Good day,
In physics and mathematics, the dimension of an object is defined as the minimum number of coordinates needed to specify any point within it. Thus a POINT has no dimension (or it has a zero dimension), a line has a dimension of one, and a POLYGON has a dimension of two for exxample.
Since a POINT has no dimension it cannot intersect another POINT or a line.
Lines are said to intersect each other if they cut each other at a POINT . Same works with POLYGON.
Straight parallel lines can be concedered as intersect at any point if they are in the same position (like a POINT and a POINT) or as no intersect each other same as a POINT do not intersect a POINT or a LINE.
A POINT do not have a size or direction which mean a point cannot Intersects another POINT or a line.
A POINT can Intersects POLYGON if it is insied the POLYGON
Geospatial data types were added in SQL Server 2008 and this was NOT well implementyed first. If you will test your query on SQL Server 2008, then it will return 1 which is a mistake according to the defanition of Intersect In physics and mathematics. This issue was fixed in SQL Server 2012 and good that it was fixed!
By the way, this is a bit like the mistakes of comparing NULL to NULL. Since NULL is not a value, NULL is not necessarily the same as another NULL. Same as a POINT do not intersect a LINE or another POINT.

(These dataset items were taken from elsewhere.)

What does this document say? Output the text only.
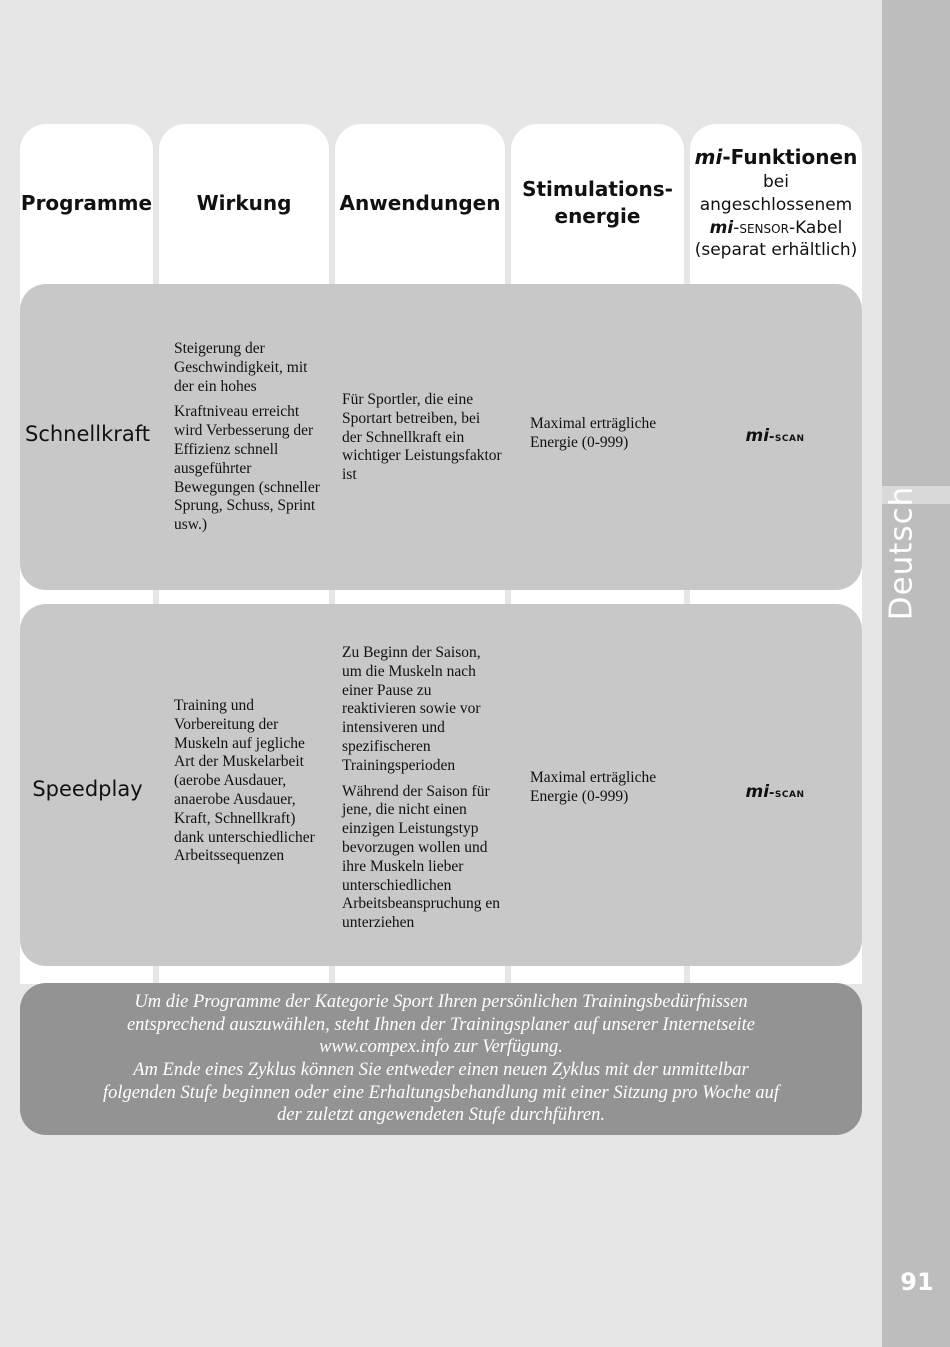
Deutsch
91
Programme Wirkung Anwendungen
Stimulations-
energie
mi-Funktionen
bei
angeschlossenem
mi-sensor-Kabel
(separat erhältlich)
Schnellkraft

Steigerung der Geschwindigkeit, mit der ein hohes

Kraftniveau erreicht wird Verbesserung der Effizienz schnell ausgeführter Bewegungen (schneller Sprung, Schuss, Sprint usw.)

Für Sportler, die eine Sportart betreiben, bei der Schnellkraft ein wichtiger Leistungsfaktor ist

Maximal erträgliche Energie (0-999)	mi-scan
Speedplay

Training und Vorbereitung der Muskeln auf jegliche Art der Muskelarbeit (aerobe Ausdauer, anaerobe Ausdauer, Kraft, Schnellkraft) dank unterschiedlicher Arbeitssequenzen

Zu Beginn der Saison, um die Muskeln nach einer Pause zu reaktivieren sowie vor intensiveren und spezifischeren Trainingsperioden

Während der Saison für jene, die nicht einen einzigen Leistungstyp bevorzugen wollen und ihre Muskeln lieber unterschiedlichen Arbeitsbeanspruchung en unterziehen

Maximal erträgliche Energie (0-999)	mi-scan
Um die Programme der Kategorie Sport Ihren persönlichen Trainingsbedürfnissen
entsprechend auszuwählen, steht Ihnen der Trainingsplaner auf unserer Internetseite
www.compex.info zur Verfügung.
Am Ende eines Zyklus können Sie entweder einen neuen Zyklus mit der unmittelbar
folgenden Stufe beginnen oder eine Erhaltungsbehandlung mit einer Sitzung pro Woche auf
der zuletzt angewendeten Stufe durchführen.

More information you can get from the following demo (read the comments)
DECLARE @LINE GEOMETRY;
DECLARE @POINT GEOMETRY;
DECLARE @polygon GEOMETRY;
SET @LINE = GEOMETRY::STGeomFromText('LINESTRING(0 2, 2 0, 4 2)', 4326);
SET @POINT = GEOMETRY::STGeomFromText('POINT(1 1)', 4326);
SET @polygon = GEOMETRY::STGeomFromText('POLYGON((0 0, 0 2, 2 2, 2 0, 0 0))', 4326)
-- Use SSMS and view the geometric objext in the graph.
-- You can notice that the point is at the same position as the line
select @LINE as a, @POINT as h, @polygon as P
-- but the POINT is not intersecting the line
-- Next we can determine if two geometry instances intersect each other.
SELECT [Intersect line and point] = @LINE.STIntersects(@POINT); --returns 0!
-- Lines are said to intersect each other if they cut each other at a point.
-- But a point do not have a size or direction which mean a point cannot Intersects another point or a line.